Одному в саду скучно, и я тоже бреду домой. По правде говоря, надо сесть за уроки. Скоро привезут дрова, и, как только здание оттает, начнутся занятия, а первый урок — литература. Ольга Спиридоновна велела каждому написать сочинение на вольную тему.
Может быть, написать то, что я рассказывал Фунту?..
Я сажусь к столу, беру ручку с пером, но руки замерзли и писать не хочется. Откладываю ручку и принимаюсь бродить по коридорам, заглядывая в открытые двери. Внизу, в клубе, сидит Лида Быковская, очень старательная девочка с беленькими, всегда на удивление аккуратно заплетенными косичками. На коленях у Лиды маленькая подушка. Иногда она прячет руки под подушку и, отогревшись, продолжает писать, от старательности высунув кончик языка.
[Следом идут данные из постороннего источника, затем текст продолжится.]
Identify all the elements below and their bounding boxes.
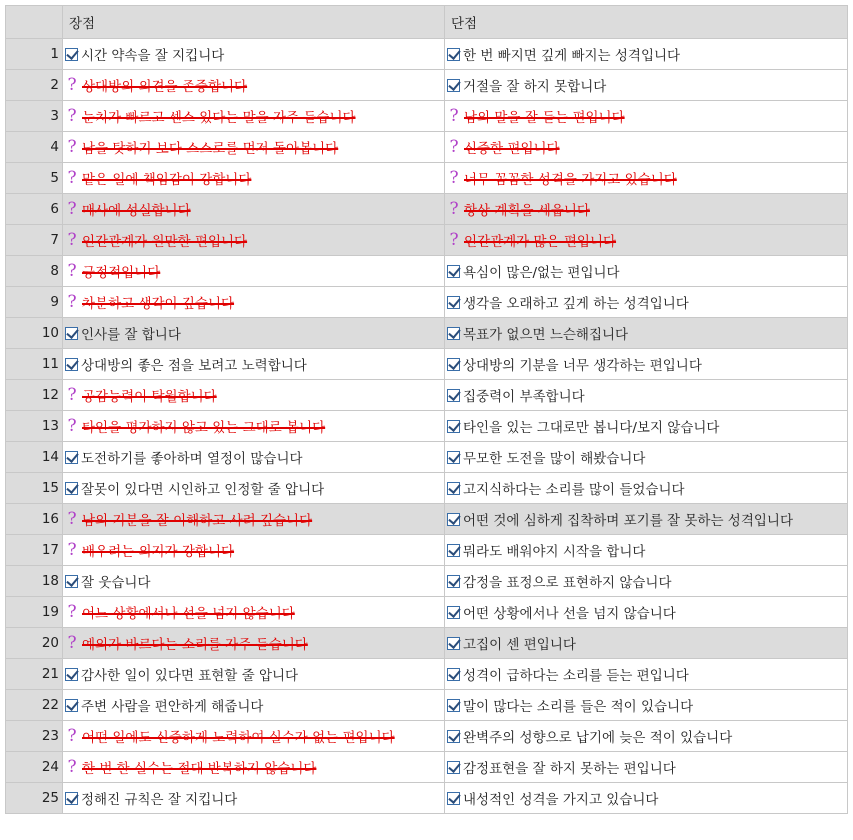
row-number: 15 [6, 473, 63, 504]
cons-text: 감정표현을 잘 하지 못하는 편입니다 [463, 761, 676, 777]
pros-item [65, 256, 160, 286]
cons-text: 인간관계가 많은 편입니다 [464, 234, 617, 250]
checkbox-checked-icon[interactable] [447, 265, 460, 278]
cons-text: 어떤 상황에서나 선을 넘지 않습니다 [463, 606, 676, 622]
cons-item [447, 194, 590, 224]
row-number: 3 [6, 101, 63, 132]
pros-item [65, 132, 338, 162]
cons-item [447, 101, 625, 131]
checkbox-checked-icon[interactable] [65, 668, 78, 681]
cons-cell [445, 659, 848, 690]
checkbox-checked-icon[interactable] [447, 730, 460, 743]
cons-item [447, 721, 732, 751]
table-row [6, 752, 848, 783]
question-mark-icon: ? [67, 508, 77, 529]
row-number: 12 [6, 380, 63, 411]
question-mark-icon: ? [67, 415, 77, 436]
checkbox-checked-icon[interactable] [447, 358, 460, 371]
row-number: 17 [6, 535, 63, 566]
cons-cell [445, 101, 848, 132]
table-row [6, 39, 848, 70]
cons-item [447, 752, 676, 782]
cons-cell [445, 690, 848, 721]
cons-column-header: 단점 [445, 6, 848, 39]
table-row [6, 287, 848, 318]
table-row [6, 628, 848, 659]
pros-text: 시간 약속을 잘 지킵니다 [81, 48, 225, 64]
pros-text: 정해진 규칙은 잘 지킵니다 [81, 792, 238, 808]
pros-cell [63, 721, 445, 752]
table-row [6, 411, 848, 442]
pros-item [65, 411, 325, 441]
cons-item [447, 535, 645, 565]
row-number: 16 [6, 504, 63, 535]
pros-text: 배우려는 의지가 강합니다 [82, 544, 235, 560]
cons-text: 타인을 있는 그대로만 봅니다/보지 않습니다 [463, 420, 720, 436]
number-column-header [6, 6, 63, 39]
checkbox-checked-icon[interactable] [447, 606, 460, 619]
checkbox-checked-icon[interactable] [65, 575, 78, 588]
pros-cell [63, 690, 445, 721]
checkbox-checked-icon[interactable] [65, 699, 78, 712]
cons-text: 말이 많다는 소리를 들은 적이 있습니다 [463, 699, 694, 715]
pros-cell [63, 628, 445, 659]
pros-text: 잘 웃습니다 [81, 575, 151, 591]
pros-cell [63, 597, 445, 628]
pros-item [65, 566, 151, 596]
cons-cell [445, 380, 848, 411]
cons-text: 남의 말을 잘 듣는 편입니다 [464, 110, 625, 126]
pros-item [65, 597, 295, 627]
pros-text: 도전하기를 좋아하며 열정이 많습니다 [81, 451, 303, 467]
cons-cell [445, 597, 848, 628]
cons-text: 고집이 센 편입니다 [463, 637, 576, 653]
checkbox-checked-icon[interactable] [447, 668, 460, 681]
checkbox-checked-icon[interactable] [65, 451, 78, 464]
cons-cell [445, 163, 848, 194]
cons-item [447, 349, 702, 379]
pros-item [65, 349, 307, 379]
table-row [6, 721, 848, 752]
pros-cell [63, 380, 445, 411]
row-number: 11 [6, 349, 63, 380]
cons-item [447, 256, 620, 286]
cons-cell [445, 318, 848, 349]
pros-cell [63, 70, 445, 101]
pros-text: 남을 탓하기 보다 스스로를 먼저 돌아봅니다 [82, 141, 339, 157]
cons-item [447, 163, 677, 193]
row-number: 25 [6, 783, 63, 814]
pros-cell [63, 783, 445, 814]
question-mark-icon: ? [67, 632, 77, 653]
table-row [6, 163, 848, 194]
header-row [6, 6, 848, 39]
cons-cell [445, 566, 848, 597]
table-row [6, 566, 848, 597]
cons-item [447, 411, 719, 441]
question-mark-icon: ? [67, 167, 77, 188]
cons-item [447, 659, 689, 689]
pros-text: 상대방의 의견을 존중합니다 [82, 79, 248, 95]
cons-cell [445, 783, 848, 814]
pros-text: 잘못이 있다면 시인하고 인정할 줄 압니다 [81, 482, 325, 498]
question-mark-icon: ? [67, 539, 77, 560]
cons-item [447, 132, 560, 162]
checkbox-checked-icon[interactable] [447, 482, 460, 495]
row-number: 5 [6, 163, 63, 194]
pros-item [65, 721, 395, 751]
checkbox-checked-icon[interactable] [65, 482, 78, 495]
row-number: 10 [6, 318, 63, 349]
pros-item [65, 225, 247, 255]
pros-item [65, 473, 324, 503]
cons-text: 고지식하다는 소리를 많이 들었습니다 [463, 482, 685, 498]
question-mark-icon: ? [67, 260, 77, 281]
pros-cell [63, 318, 445, 349]
cons-item [447, 783, 658, 813]
pros-text: 맡은 일에 책임감이 강합니다 [82, 172, 252, 188]
cons-cell [445, 535, 848, 566]
cons-item [447, 318, 628, 348]
cons-item [447, 39, 680, 69]
pros-item [65, 194, 191, 224]
checkbox-checked-icon[interactable] [447, 327, 460, 340]
pros-cell [63, 504, 445, 535]
pros-text: 예의가 바르다는 소리를 자주 듣습니다 [82, 637, 308, 653]
cons-cell [445, 39, 848, 70]
row-number: 2 [6, 70, 63, 101]
pros-cell [63, 535, 445, 566]
pros-text: 한 번 한 실수는 절대 반복하지 않습니다 [82, 761, 317, 777]
pros-text: 인간관계가 원만한 편입니다 [82, 234, 248, 250]
cons-item [447, 597, 676, 627]
question-mark-icon: ? [449, 167, 459, 188]
table-row [6, 597, 848, 628]
cons-item [447, 380, 585, 410]
cons-item [447, 473, 685, 503]
pros-item [65, 287, 234, 317]
pros-cell [63, 225, 445, 256]
checkbox-checked-icon[interactable] [447, 761, 460, 774]
checkbox-checked-icon[interactable] [65, 48, 78, 61]
cons-text: 감정을 표정으로 표현하지 않습니다 [463, 575, 672, 591]
row-number: 24 [6, 752, 63, 783]
checkbox-checked-icon[interactable] [65, 327, 78, 340]
pros-item [65, 783, 237, 813]
cons-cell [445, 411, 848, 442]
row-number: 14 [6, 442, 63, 473]
pros-text: 인사를 잘 합니다 [81, 327, 181, 343]
cons-item [447, 566, 672, 596]
cons-cell [445, 132, 848, 163]
cons-item [447, 70, 606, 100]
pros-text: 상대방의 좋은 점을 보려고 노력합니다 [81, 358, 307, 374]
cons-text: 신중한 편입니다 [464, 141, 560, 157]
question-mark-icon: ? [67, 384, 77, 405]
cons-cell [445, 473, 848, 504]
table-row [6, 225, 848, 256]
pros-text: 남의 기분을 잘 이해하고 사려 깊습니다 [82, 513, 313, 529]
cons-text: 너무 꼼꼼한 성격을 가지고 있습니다 [464, 172, 677, 188]
cons-cell [445, 721, 848, 752]
row-number: 13 [6, 411, 63, 442]
question-mark-icon: ? [449, 198, 459, 219]
cons-cell [445, 70, 848, 101]
question-mark-icon: ? [67, 198, 77, 219]
pros-item [65, 504, 312, 534]
row-number: 18 [6, 566, 63, 597]
table-row [6, 504, 848, 535]
cons-item [447, 287, 689, 317]
cons-text: 거절을 잘 하지 못합니다 [463, 79, 607, 95]
row-number: 19 [6, 597, 63, 628]
pros-text: 주변 사람을 편안하게 해줍니다 [81, 699, 264, 715]
checkbox-checked-icon[interactable] [447, 296, 460, 309]
cons-text: 집중력이 부족합니다 [463, 389, 585, 405]
cons-cell [445, 628, 848, 659]
table-row [6, 473, 848, 504]
cons-text: 어떤 것에 심하게 집착하며 포기를 잘 못하는 성격입니다 [463, 513, 793, 529]
checkbox-checked-icon[interactable] [65, 792, 78, 805]
pros-text: 감사한 일이 있다면 표현할 줄 압니다 [81, 668, 299, 684]
cons-cell [445, 752, 848, 783]
cons-item [447, 442, 645, 472]
pros-text: 차분하고 생각이 깊습니다 [82, 296, 235, 312]
cons-cell [445, 287, 848, 318]
cons-item [447, 628, 576, 658]
pros-item [65, 318, 181, 348]
row-number: 22 [6, 690, 63, 721]
cons-cell [445, 194, 848, 225]
question-mark-icon: ? [67, 136, 77, 157]
checkbox-checked-icon[interactable] [447, 48, 460, 61]
question-mark-icon: ? [449, 229, 459, 250]
cons-text: 완벽주의 성향으로 납기에 늦은 적이 있습니다 [463, 730, 733, 746]
row-number: 6 [6, 194, 63, 225]
table-row [6, 256, 848, 287]
question-mark-icon: ? [67, 74, 77, 95]
pros-cons-table [5, 5, 848, 814]
cons-text: 목표가 없으면 느슨해집니다 [463, 327, 629, 343]
row-number: 23 [6, 721, 63, 752]
checkbox-checked-icon[interactable] [447, 420, 460, 433]
checkbox-checked-icon[interactable] [447, 575, 460, 588]
row-number: 9 [6, 287, 63, 318]
table-row [6, 70, 848, 101]
pros-cell [63, 411, 445, 442]
cons-cell [445, 504, 848, 535]
question-mark-icon: ? [67, 105, 77, 126]
checkbox-checked-icon[interactable] [447, 792, 460, 805]
question-mark-icon: ? [67, 229, 77, 250]
table-row [6, 783, 848, 814]
question-mark-icon: ? [67, 756, 77, 777]
cons-text: 성격이 급하다는 소리를 듣는 편입니다 [463, 668, 689, 684]
pros-item [65, 39, 224, 69]
table-row [6, 659, 848, 690]
pros-column-header: 장점 [63, 6, 445, 39]
cons-cell [445, 225, 848, 256]
checkbox-checked-icon[interactable] [447, 544, 460, 557]
question-mark-icon: ? [67, 291, 77, 312]
checkbox-checked-icon[interactable] [447, 513, 460, 526]
cons-item [447, 690, 693, 720]
pros-cell [63, 256, 445, 287]
cons-cell [445, 442, 848, 473]
cons-text: 무모한 도전을 많이 해봤습니다 [463, 451, 646, 467]
pros-text: 어떤 일에도 신중하게 노력하여 실수가 없는 편입니다 [82, 730, 395, 746]
cons-text: 항상 계획을 세웁니다 [464, 203, 590, 219]
cons-text: 한 번 빠지면 깊게 빠지는 성격입니다 [463, 48, 681, 64]
pros-item [65, 690, 263, 720]
cons-cell [445, 256, 848, 287]
pros-text: 눈치가 빠르고 센스 있다는 말을 자주 듣습니다 [82, 110, 356, 126]
pros-cell [63, 566, 445, 597]
checkbox-checked-icon[interactable] [447, 451, 460, 464]
row-number: 4 [6, 132, 63, 163]
row-number: 8 [6, 256, 63, 287]
pros-item [65, 380, 217, 410]
cons-text: 내성적인 성격을 가지고 있습니다 [463, 792, 659, 808]
pros-cell [63, 163, 445, 194]
pros-cell [63, 752, 445, 783]
pros-cell [63, 39, 445, 70]
question-mark-icon: ? [67, 601, 77, 622]
table-row [6, 442, 848, 473]
table-row [6, 690, 848, 721]
pros-item [65, 659, 298, 689]
question-mark-icon: ? [449, 136, 459, 157]
cons-text: 상대방의 기분을 너무 생각하는 편입니다 [463, 358, 702, 374]
checkbox-checked-icon[interactable] [447, 699, 460, 712]
question-mark-icon: ? [67, 725, 77, 746]
cons-text: 욕심이 많은/없는 편입니다 [463, 265, 620, 281]
row-number: 20 [6, 628, 63, 659]
question-mark-icon: ? [449, 105, 459, 126]
checkbox-checked-icon[interactable] [447, 389, 460, 402]
pros-item [65, 442, 303, 472]
table-row [6, 535, 848, 566]
pros-item [65, 752, 316, 782]
checkbox-checked-icon[interactable] [447, 79, 460, 92]
cons-cell [445, 349, 848, 380]
row-number: 1 [6, 39, 63, 70]
pros-text: 어느 상황에서나 선을 넘지 않습니다 [82, 606, 295, 622]
table-row [6, 132, 848, 163]
pros-text: 공감능력이 탁월합니다 [82, 389, 217, 405]
pros-item [65, 628, 308, 658]
table-row [6, 101, 848, 132]
checkbox-checked-icon[interactable] [65, 358, 78, 371]
pros-cell [63, 101, 445, 132]
pros-item [65, 70, 247, 100]
cons-item [447, 225, 616, 255]
table-row [6, 380, 848, 411]
row-number: 21 [6, 659, 63, 690]
table-row [6, 194, 848, 225]
pros-cell [63, 349, 445, 380]
checkbox-checked-icon[interactable] [447, 637, 460, 650]
pros-cell [63, 659, 445, 690]
row-number: 7 [6, 225, 63, 256]
pros-item [65, 535, 234, 565]
pros-text: 타인을 평가하지 않고 있는 그대로 봅니다 [82, 420, 326, 436]
pros-text: 긍정적입니다 [82, 265, 161, 281]
cons-text: 뭐라도 배워야지 시작을 합니다 [463, 544, 646, 560]
pros-cell [63, 442, 445, 473]
table-row [6, 349, 848, 380]
pros-cell [63, 194, 445, 225]
pros-item [65, 163, 251, 193]
pros-cell [63, 132, 445, 163]
pros-cell [63, 473, 445, 504]
pros-cell [63, 287, 445, 318]
cons-item [447, 504, 793, 534]
cons-text: 생각을 오래하고 깊게 하는 성격입니다 [463, 296, 689, 312]
table-row [6, 318, 848, 349]
pros-text: 매사에 성실합니다 [82, 203, 191, 219]
pros-item [65, 101, 356, 131]
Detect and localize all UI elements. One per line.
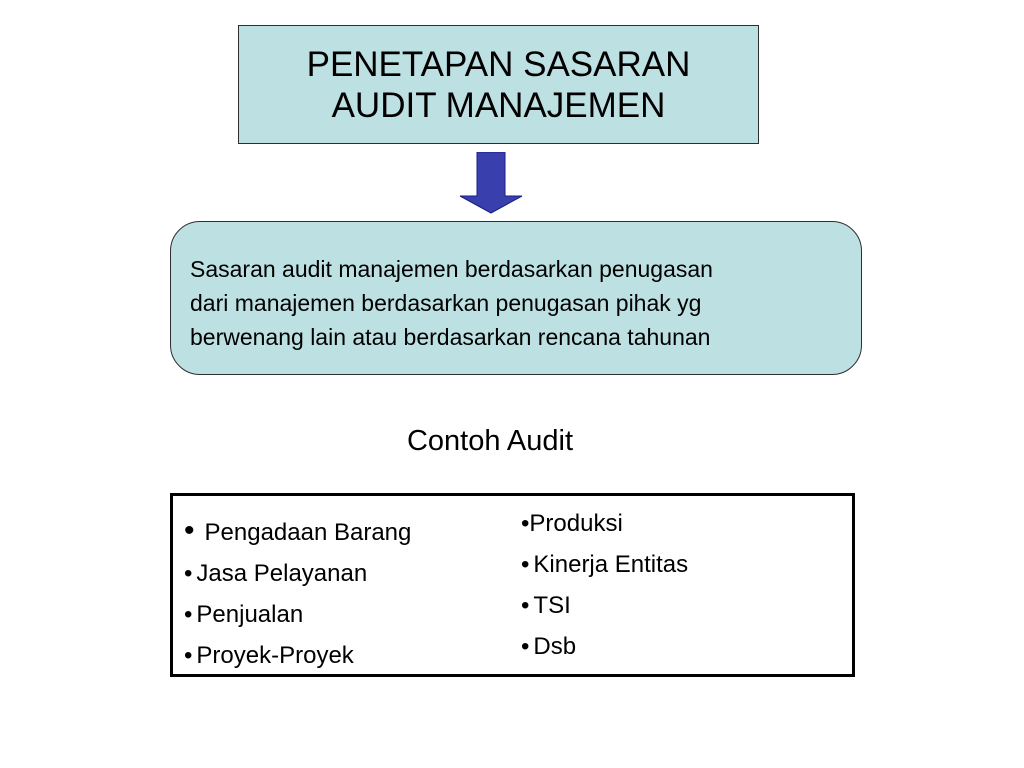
list-item [521,585,688,626]
bullet-icon: • [184,601,193,628]
list-item-label: Produksi [529,510,623,537]
list-item-label: TSI [533,592,571,619]
description-line-3: berwenang lain atau berdasarkan rencana tahunan [190,324,711,350]
list-item-label: Pengadaan Barang [204,519,412,546]
list-item [521,503,688,544]
list-item-label: Proyek-Proyek [196,642,354,669]
list-item [184,553,411,594]
bullet-icon: • [521,551,530,578]
title-line-2: AUDIT MANAJEMEN [331,85,666,125]
bullet-icon: • [521,592,530,619]
bullet-icon: • [184,642,193,669]
list-item [184,510,411,553]
list-item-label: Dsb [533,633,577,660]
description-box [170,221,862,375]
bullet-icon: • [521,510,530,537]
description-line-2: dari manajemen berdasarkan penugasan pihak yg [190,290,702,316]
bullet-icon: • [184,560,193,587]
list-item [521,626,688,667]
bullet-icon: • [521,633,530,660]
list-item-label: Kinerja Entitas [533,551,689,578]
description-line-1: Sasaran audit manajemen berdasarkan penugasan [190,256,713,282]
title-line-1: PENETAPAN SASARAN [306,44,691,84]
list-item [184,594,411,635]
list-item-label: Jasa Pelayanan [196,560,368,587]
down-arrow-icon [459,152,523,216]
examples-right-column [521,503,688,667]
list-item [184,635,411,676]
section-heading: Contoh Audit [406,425,574,457]
examples-left-column [184,510,411,676]
bullet-icon: • [184,514,195,547]
examples-box [170,493,855,677]
list-item-label: Penjualan [196,601,304,628]
list-item [521,544,688,585]
title-box [238,25,759,144]
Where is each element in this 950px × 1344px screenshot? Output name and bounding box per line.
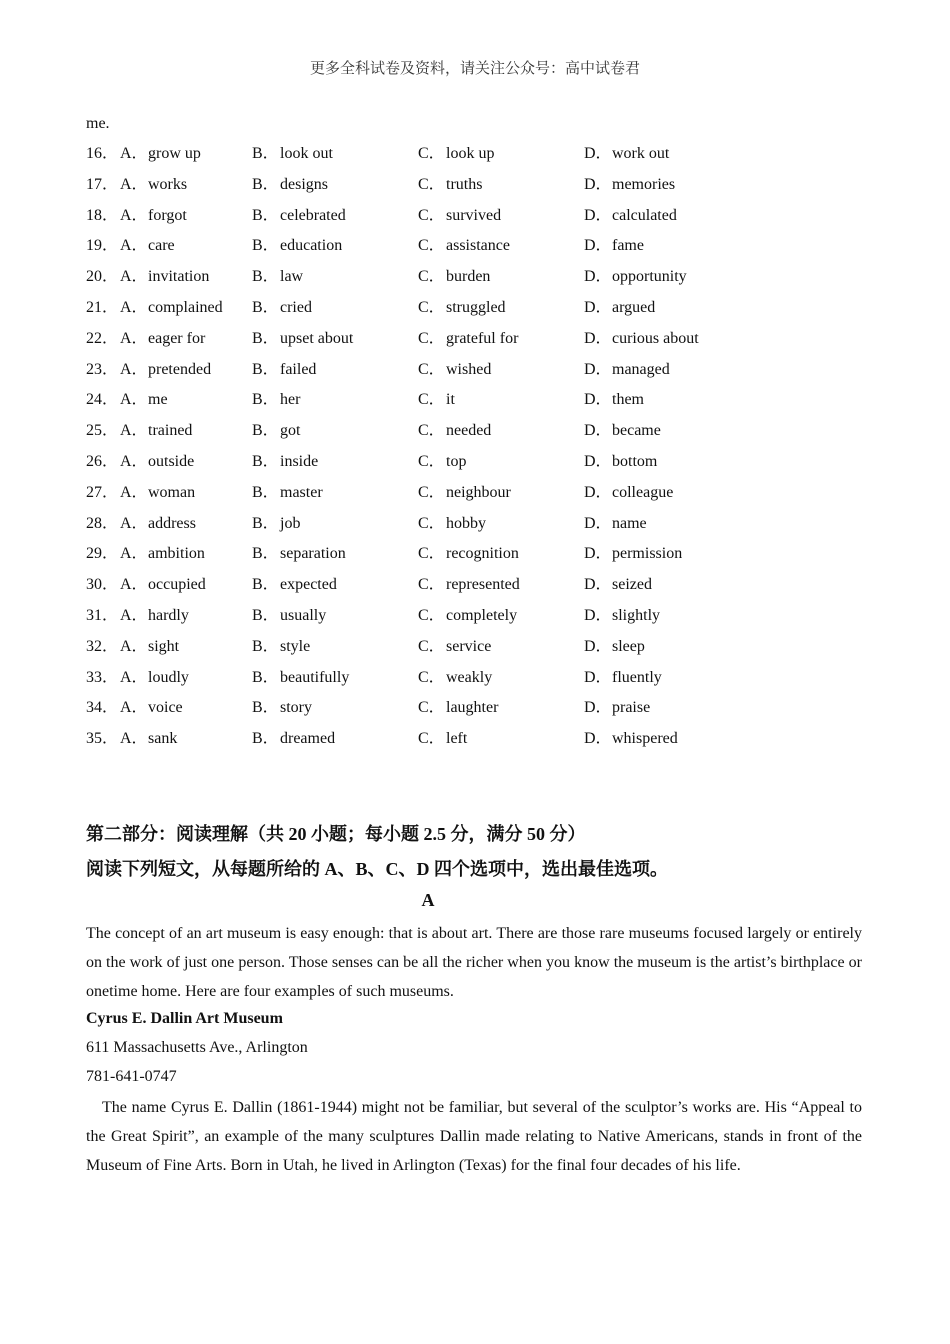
option-text: truths — [446, 175, 483, 193]
option-label: A． — [120, 329, 148, 347]
option-text: pretended — [148, 360, 212, 378]
option-d — [584, 574, 652, 596]
option-label: A． — [120, 175, 148, 193]
option-text: look up — [446, 145, 495, 162]
option-label: D． — [584, 699, 612, 717]
option-label: C． — [418, 175, 445, 193]
option-text: became — [612, 422, 661, 440]
option-d — [584, 266, 687, 288]
option-text: inside — [280, 452, 319, 470]
option-label: D． — [584, 206, 612, 224]
option-d — [584, 420, 661, 442]
option-b — [252, 605, 326, 627]
option-label: C． — [418, 514, 445, 532]
option-text: care — [148, 237, 175, 255]
option-b — [252, 451, 318, 473]
option-label: B． — [252, 730, 279, 748]
option-label: C． — [418, 298, 445, 316]
option-b — [252, 513, 300, 535]
option-d — [584, 174, 675, 196]
option-label: D． — [584, 360, 612, 378]
option-b — [252, 174, 328, 196]
option-text: eager for — [148, 329, 206, 347]
option-text: woman — [148, 483, 196, 501]
question-number: 17． — [86, 175, 119, 193]
option-b — [252, 543, 346, 565]
option-text: complained — [148, 298, 223, 316]
page-header: 更多全科试卷及资料，请关注公众号：高中试卷君 — [309, 61, 640, 77]
option-text: education — [280, 237, 343, 255]
option-text: laughter — [446, 699, 499, 717]
option-text: grateful for — [446, 329, 519, 347]
option-label: D． — [584, 545, 612, 563]
option-text: works — [148, 175, 188, 193]
option-a — [120, 636, 179, 658]
question-number: 33． — [86, 668, 119, 686]
option-label: C． — [418, 145, 445, 162]
question-number: 18． — [86, 206, 119, 224]
option-text: name — [612, 514, 647, 532]
option-text: completely — [446, 606, 518, 624]
option-text: upset about — [280, 329, 354, 347]
option-text: represented — [446, 576, 520, 594]
option-d — [584, 543, 682, 565]
option-label: C． — [418, 699, 445, 717]
option-c — [418, 697, 498, 719]
option-text: managed — [612, 360, 670, 378]
option-label: D． — [584, 145, 612, 162]
option-text: separation — [280, 545, 346, 563]
museum-address: 611 Massachusetts Ave., Arlington — [86, 1039, 308, 1056]
option-b — [252, 235, 342, 257]
option-b — [252, 389, 300, 411]
option-text: sight — [148, 637, 180, 655]
option-text: them — [612, 391, 644, 409]
option-a — [120, 513, 196, 535]
intro-fragment: me. — [86, 115, 110, 132]
option-label: C． — [418, 576, 445, 594]
question-number: 24． — [86, 391, 119, 409]
option-label: B． — [252, 514, 279, 532]
option-c — [418, 728, 467, 750]
option-a — [120, 328, 205, 350]
option-a — [120, 697, 183, 719]
option-label: A． — [120, 268, 148, 286]
option-label: A． — [120, 298, 148, 316]
option-label: B． — [252, 329, 279, 347]
option-text: bottom — [612, 452, 658, 470]
option-text: seized — [612, 576, 652, 594]
option-text: style — [280, 637, 311, 655]
option-d — [584, 728, 678, 750]
option-text: argued — [612, 298, 656, 316]
option-a — [120, 451, 194, 473]
option-text: praise — [612, 699, 651, 717]
option-c — [418, 667, 492, 689]
option-label: D． — [584, 514, 612, 532]
option-text: survived — [446, 206, 502, 224]
question-number: 25． — [86, 422, 119, 440]
option-label: A． — [120, 668, 148, 686]
option-c — [418, 266, 490, 288]
part2-title: 第二部分：阅读理解（共 20 小题；每小题 2.5 分，满分 50 分） — [86, 824, 586, 844]
option-text: celebrated — [280, 206, 346, 224]
option-label: D． — [584, 668, 612, 686]
option-text: master — [280, 483, 323, 501]
option-label: B． — [252, 145, 279, 162]
option-d — [584, 667, 662, 689]
option-label: A． — [120, 422, 148, 440]
question-number: 20． — [86, 268, 119, 286]
option-label: A． — [120, 206, 148, 224]
museum-phone: 781-641-0747 — [86, 1068, 177, 1085]
option-text: weakly — [446, 668, 493, 686]
option-a — [120, 605, 189, 627]
option-label: B． — [252, 237, 279, 255]
option-label: D． — [584, 298, 612, 316]
option-text: usually — [280, 606, 327, 624]
option-label: C． — [418, 606, 445, 624]
option-label: B． — [252, 483, 279, 501]
option-label: A． — [120, 483, 148, 501]
passage-paragraph-2: The name Cyrus E. Dallin (1861-1944) might not be familiar, but several of the sculptor’s works are. His “Appeal to the Great Spirit”, an example of the many sculptures Dallin made relating to Native Americans, stands in front of the Museum of Fine Arts. Born in Utah, he lived in Arlington (Texas) for the final four decades of his life. — [86, 1099, 862, 1174]
option-label: A． — [120, 237, 148, 255]
option-d — [584, 328, 699, 350]
option-label: B． — [252, 360, 279, 378]
option-text: loudly — [148, 668, 189, 686]
option-label: C． — [418, 668, 445, 686]
option-label: B． — [252, 637, 279, 655]
question-number: 29． — [86, 545, 119, 563]
option-label: D． — [584, 422, 612, 440]
option-label: D． — [584, 175, 612, 193]
question-number: 34． — [86, 699, 119, 717]
question-number: 23． — [86, 360, 119, 378]
option-label: C． — [418, 206, 445, 224]
option-d — [584, 513, 647, 535]
option-label: B． — [252, 298, 279, 316]
option-text: trained — [148, 422, 193, 440]
option-label: B． — [252, 175, 279, 193]
option-label: D． — [584, 329, 612, 347]
option-c — [418, 605, 517, 627]
option-c — [418, 328, 518, 350]
option-label: D． — [584, 730, 612, 748]
option-label: C． — [418, 452, 445, 470]
option-text: whispered — [612, 730, 678, 748]
option-label: A． — [120, 545, 148, 563]
passage-paragraph-1: The concept of an art museum is easy enough: that is about art. There are those rare museums focused largely or entirely on the work of just one person. Those senses can be all the richer when you know the museum is the artist’s birthplace or onetime home. Here are four examples of such museums. — [86, 925, 862, 1000]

«Надо и мне браться за уроки, дело плохо», — с тоской думаю я, но ноги по собственной воле движутся вниз, в кухню. Тут сейчас самый лучший час. Кончился ужин, но печка не остыла еще. Артель, дежурившая по столовой — «распределение», как она называется, — собралась вокруг котла из-под каши. Дверь заперта, но я стучусь, и мне открывают.
Нет ничего вкуснее, чем розовая корка пшенной каши, оставшаяся на стенках котла. Староста срезает ее ножом, она длинными змеями падает на дно, и каждый ест вдоволь.
— Можно? — спрашиваю я.
— Только расскажи что-нибудь, — разрешает староста.
И я рассказываю ту же самую историю:
— Все глубже по узкому жерлу вулкана забираются люди. Теплее становится от подземного огня. И вот перед глазами открылась пещера со светящимися стенами. «Мы спасены!» — воскликнул Витальо Сазанье.
Легко и гладко течет рассказ, заедаемый пшенной коркой. И чудесная мысль приходит в голову: зачем писать сочинение, мучиться? Возьму с чердака пачку исписанной бумаги — ее там сколько угодно, — буду переворачивать листки и рассказывать, а все подумают, что я читаю.